Si un incident de gravure intervient, présence de particules indésirables ou autres : il peut notamment s'agir d'une vitesse de gravure mal adaptée compte tenu de la dureté d'un matériau donnée, la sonotrode voit sa course gênée, voire arrêtée alors que la table programmée continue sa descente. La perte de contact au niveau de la pointe en rubis, envoie un signal de consigne à l'automate pour réduire la vitesse de 10 micron/s .

La nouvelle consigne générée peut typiquement être de descendre à 8 microns/s, si le contact est rétabli, cette vitesse de consigne peut être maintenue, si le contact est toujours perdu on peut à nouveau programmer une autre vitesse voire l'arrêt complet de la descente.

Ainsi selon l'invention, il est possible d'adapter en temps réel une vitesse de gravure en fonction du déroulement du process. Il est également possible de détecter au plus tôt une difficulté de gravure qui non décelée à temps pourrait conduire à la dégradation voire à la cassure de la pièce en cours d'usinage tout autant qu'à la dégradation de la sonotrode.

Ceci représente un avantage considérable alors qu'à ce jour les vitesses de gravure sont données à partir de travaux empiriques et d'abaque introduisant des marges de sécurité importantes parfois au détriment de rendements de gravure plus importants qui pourraient être optimisés.

Typiquement et selon l'invention, si pour un matériau donné, il est recommandé empiriquement d'usiner à une vitesse de 10microns/s, il devient possible selon l'invention de pousser cette vitesse d'usinage et de la réduire au plus vite sans encombre en cas de difficulté émergente.

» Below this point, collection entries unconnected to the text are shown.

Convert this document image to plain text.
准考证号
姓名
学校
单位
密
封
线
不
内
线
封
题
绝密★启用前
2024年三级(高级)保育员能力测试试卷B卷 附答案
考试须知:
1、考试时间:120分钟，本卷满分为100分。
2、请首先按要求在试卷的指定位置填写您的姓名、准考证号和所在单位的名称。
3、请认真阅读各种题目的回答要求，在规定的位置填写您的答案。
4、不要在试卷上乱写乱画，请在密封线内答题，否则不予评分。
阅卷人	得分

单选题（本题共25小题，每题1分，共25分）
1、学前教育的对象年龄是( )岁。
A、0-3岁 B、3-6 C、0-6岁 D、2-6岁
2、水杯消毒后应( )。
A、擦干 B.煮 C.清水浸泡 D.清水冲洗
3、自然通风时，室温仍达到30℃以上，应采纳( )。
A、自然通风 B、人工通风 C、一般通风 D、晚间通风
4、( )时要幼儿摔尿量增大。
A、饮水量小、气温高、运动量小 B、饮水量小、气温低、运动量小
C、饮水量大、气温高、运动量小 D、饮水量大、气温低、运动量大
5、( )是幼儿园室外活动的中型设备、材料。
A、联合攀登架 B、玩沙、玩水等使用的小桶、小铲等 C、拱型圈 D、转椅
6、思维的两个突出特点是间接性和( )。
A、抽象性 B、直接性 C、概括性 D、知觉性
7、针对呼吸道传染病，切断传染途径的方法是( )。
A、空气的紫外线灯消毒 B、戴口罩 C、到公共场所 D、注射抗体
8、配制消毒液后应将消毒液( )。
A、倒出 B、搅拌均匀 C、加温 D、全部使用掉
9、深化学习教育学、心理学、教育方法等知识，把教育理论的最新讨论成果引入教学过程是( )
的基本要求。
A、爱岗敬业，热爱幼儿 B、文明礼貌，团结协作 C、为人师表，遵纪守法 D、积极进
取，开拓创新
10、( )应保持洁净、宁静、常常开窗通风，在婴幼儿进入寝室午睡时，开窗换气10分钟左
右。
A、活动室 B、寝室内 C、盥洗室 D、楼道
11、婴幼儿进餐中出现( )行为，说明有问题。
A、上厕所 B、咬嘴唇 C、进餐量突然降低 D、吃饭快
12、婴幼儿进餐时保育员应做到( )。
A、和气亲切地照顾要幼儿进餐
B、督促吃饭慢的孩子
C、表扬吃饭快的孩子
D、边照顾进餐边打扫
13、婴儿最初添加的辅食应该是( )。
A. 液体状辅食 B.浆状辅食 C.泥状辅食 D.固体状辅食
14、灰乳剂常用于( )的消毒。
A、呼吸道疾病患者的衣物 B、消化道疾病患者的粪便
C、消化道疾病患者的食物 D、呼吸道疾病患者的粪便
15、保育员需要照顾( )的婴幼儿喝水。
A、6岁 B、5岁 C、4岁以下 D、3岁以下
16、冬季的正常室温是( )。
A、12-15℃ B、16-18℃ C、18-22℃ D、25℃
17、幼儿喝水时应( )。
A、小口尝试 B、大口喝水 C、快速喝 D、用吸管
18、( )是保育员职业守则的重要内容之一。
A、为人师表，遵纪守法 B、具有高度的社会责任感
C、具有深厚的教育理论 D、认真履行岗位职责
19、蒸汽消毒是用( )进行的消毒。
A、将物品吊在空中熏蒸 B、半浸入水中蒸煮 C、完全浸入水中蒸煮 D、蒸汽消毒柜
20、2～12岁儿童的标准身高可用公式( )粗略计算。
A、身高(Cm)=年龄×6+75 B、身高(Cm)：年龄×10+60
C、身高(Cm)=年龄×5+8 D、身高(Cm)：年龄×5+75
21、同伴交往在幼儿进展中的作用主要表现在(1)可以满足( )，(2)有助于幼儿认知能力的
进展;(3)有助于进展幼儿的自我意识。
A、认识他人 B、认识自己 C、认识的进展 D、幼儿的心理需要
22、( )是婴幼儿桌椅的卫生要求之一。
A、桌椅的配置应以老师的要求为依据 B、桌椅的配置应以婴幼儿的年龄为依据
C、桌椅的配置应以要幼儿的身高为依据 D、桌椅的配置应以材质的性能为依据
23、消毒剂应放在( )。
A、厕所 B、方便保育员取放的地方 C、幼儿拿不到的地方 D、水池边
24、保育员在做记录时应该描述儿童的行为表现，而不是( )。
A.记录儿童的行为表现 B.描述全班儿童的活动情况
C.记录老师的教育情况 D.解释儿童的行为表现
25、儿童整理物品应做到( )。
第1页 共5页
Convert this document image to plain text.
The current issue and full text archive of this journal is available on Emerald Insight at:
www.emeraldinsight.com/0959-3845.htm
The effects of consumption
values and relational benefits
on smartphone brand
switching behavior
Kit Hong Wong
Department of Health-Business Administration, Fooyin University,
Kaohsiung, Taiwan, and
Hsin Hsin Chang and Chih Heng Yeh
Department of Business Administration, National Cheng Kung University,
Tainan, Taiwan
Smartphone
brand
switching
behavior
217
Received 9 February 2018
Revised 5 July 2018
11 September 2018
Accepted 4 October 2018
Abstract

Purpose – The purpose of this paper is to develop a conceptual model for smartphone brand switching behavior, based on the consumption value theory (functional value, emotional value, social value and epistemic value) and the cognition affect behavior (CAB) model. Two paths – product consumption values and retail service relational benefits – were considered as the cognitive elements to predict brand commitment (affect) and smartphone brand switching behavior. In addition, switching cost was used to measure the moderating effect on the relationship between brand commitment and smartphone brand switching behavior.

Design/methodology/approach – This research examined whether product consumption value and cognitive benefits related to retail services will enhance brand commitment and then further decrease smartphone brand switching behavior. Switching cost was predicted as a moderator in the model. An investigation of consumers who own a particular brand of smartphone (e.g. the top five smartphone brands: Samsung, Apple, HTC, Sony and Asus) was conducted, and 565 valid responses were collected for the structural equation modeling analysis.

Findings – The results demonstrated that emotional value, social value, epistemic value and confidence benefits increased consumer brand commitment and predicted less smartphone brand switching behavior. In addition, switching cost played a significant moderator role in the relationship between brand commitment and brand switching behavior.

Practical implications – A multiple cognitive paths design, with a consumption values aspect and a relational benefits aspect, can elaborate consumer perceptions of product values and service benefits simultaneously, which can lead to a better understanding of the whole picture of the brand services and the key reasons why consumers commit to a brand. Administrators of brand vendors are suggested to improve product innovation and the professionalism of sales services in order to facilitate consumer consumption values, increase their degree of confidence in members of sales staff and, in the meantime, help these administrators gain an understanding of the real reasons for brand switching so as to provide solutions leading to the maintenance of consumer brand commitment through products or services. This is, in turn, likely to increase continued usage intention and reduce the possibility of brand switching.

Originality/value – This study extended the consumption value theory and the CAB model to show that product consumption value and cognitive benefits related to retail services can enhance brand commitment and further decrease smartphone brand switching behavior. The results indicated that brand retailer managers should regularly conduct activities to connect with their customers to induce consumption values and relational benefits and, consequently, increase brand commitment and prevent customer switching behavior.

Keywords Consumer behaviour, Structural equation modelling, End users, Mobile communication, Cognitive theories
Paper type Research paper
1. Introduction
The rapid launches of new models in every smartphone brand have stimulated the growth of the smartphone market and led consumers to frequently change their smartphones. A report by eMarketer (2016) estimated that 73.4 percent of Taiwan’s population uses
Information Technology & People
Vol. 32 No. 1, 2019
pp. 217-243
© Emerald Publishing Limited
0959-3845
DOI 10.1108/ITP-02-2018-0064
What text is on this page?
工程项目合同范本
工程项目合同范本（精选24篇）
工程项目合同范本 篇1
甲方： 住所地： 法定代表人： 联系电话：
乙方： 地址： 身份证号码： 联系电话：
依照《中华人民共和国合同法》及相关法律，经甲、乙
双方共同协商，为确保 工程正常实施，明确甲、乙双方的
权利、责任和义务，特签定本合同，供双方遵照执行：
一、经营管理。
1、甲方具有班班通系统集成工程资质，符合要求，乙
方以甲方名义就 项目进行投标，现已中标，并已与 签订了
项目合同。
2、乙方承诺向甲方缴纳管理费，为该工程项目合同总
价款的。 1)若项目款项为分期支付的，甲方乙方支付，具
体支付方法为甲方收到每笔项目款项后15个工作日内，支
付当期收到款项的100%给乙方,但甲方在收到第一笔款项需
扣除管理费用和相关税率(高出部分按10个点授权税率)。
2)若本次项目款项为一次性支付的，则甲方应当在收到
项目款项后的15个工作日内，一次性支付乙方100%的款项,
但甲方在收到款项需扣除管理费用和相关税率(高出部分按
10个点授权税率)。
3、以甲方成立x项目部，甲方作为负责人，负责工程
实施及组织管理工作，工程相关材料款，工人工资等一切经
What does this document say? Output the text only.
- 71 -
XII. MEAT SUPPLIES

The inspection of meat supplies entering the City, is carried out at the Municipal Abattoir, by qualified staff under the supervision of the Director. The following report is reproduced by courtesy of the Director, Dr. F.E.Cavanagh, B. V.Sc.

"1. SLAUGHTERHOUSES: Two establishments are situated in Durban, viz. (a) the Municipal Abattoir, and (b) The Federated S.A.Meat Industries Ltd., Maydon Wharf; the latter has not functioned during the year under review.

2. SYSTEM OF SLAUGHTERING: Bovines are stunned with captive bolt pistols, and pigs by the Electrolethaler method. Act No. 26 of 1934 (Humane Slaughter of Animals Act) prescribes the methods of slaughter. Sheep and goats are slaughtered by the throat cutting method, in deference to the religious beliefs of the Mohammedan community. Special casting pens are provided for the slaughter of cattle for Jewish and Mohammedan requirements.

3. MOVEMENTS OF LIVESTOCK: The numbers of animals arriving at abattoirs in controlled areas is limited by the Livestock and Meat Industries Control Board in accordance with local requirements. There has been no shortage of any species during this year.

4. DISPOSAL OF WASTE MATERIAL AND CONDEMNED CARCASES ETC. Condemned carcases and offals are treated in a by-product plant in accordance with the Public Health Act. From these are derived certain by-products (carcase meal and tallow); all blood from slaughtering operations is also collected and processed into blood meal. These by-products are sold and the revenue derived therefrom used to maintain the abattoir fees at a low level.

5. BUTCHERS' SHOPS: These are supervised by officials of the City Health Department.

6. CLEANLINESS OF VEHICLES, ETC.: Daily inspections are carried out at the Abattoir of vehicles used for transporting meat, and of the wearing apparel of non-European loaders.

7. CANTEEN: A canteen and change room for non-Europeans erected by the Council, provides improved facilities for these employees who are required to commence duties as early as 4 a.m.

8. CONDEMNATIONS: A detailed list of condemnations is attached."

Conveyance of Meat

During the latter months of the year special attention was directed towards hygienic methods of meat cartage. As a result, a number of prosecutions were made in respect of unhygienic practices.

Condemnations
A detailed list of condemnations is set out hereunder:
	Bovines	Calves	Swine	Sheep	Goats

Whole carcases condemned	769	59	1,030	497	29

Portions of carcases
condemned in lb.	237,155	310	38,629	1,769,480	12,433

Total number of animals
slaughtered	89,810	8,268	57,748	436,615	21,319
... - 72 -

Dans l'exemple de machine précédemment décrit, il est proposé un capteur de type boitier en laiton nickelé avec pointe de contact Rubis. Les donnés ci-après sont relatives à un exemple de capteur de ce type.

Données générales

Force de pression : 75 cN

Course mécanique avant contact / Course mécanique après contact : +/6 - / env. 0,6 mm

Données électriques

Plage de tension +Vs : 5, 36 VDC

Courant de charge max. pour 24 VDC : 50 mA

Résistance de charge min. : 480 Ohm

Données mécaniques :

Pointe de contact Rubis

Matériau du boîtier Laiton nickelé

Dimensions 8 mm

Conditions ambiantes

Température de fonctionnement : -20 à +75 °C. Néanmoins différents type de capteurs de contact électroniques à sensibilité élevée peuvent tout aussi bien être utilisés.

La machine selon l'invention permet également de procéder à un contrôle de l'usure de la sonotrode permettant par la même d'en optimiser le renouvellement. En effet, avant une nouvelle opération d'usinage ultrasonore, il est possible de mesurer l'usure de la sonotrode en procédant à une mesure de la position initiale du Z 0 , en comparant cette mesure à d'autres mesures initiales antérieures. Typiquement une différence entre une position Z 0 , et une position Z 0l+ i de 0,5 mm signifie que la sonotrode a été usée de 0,5 mm, au rapport près des épaisseurs des pièces à usiner.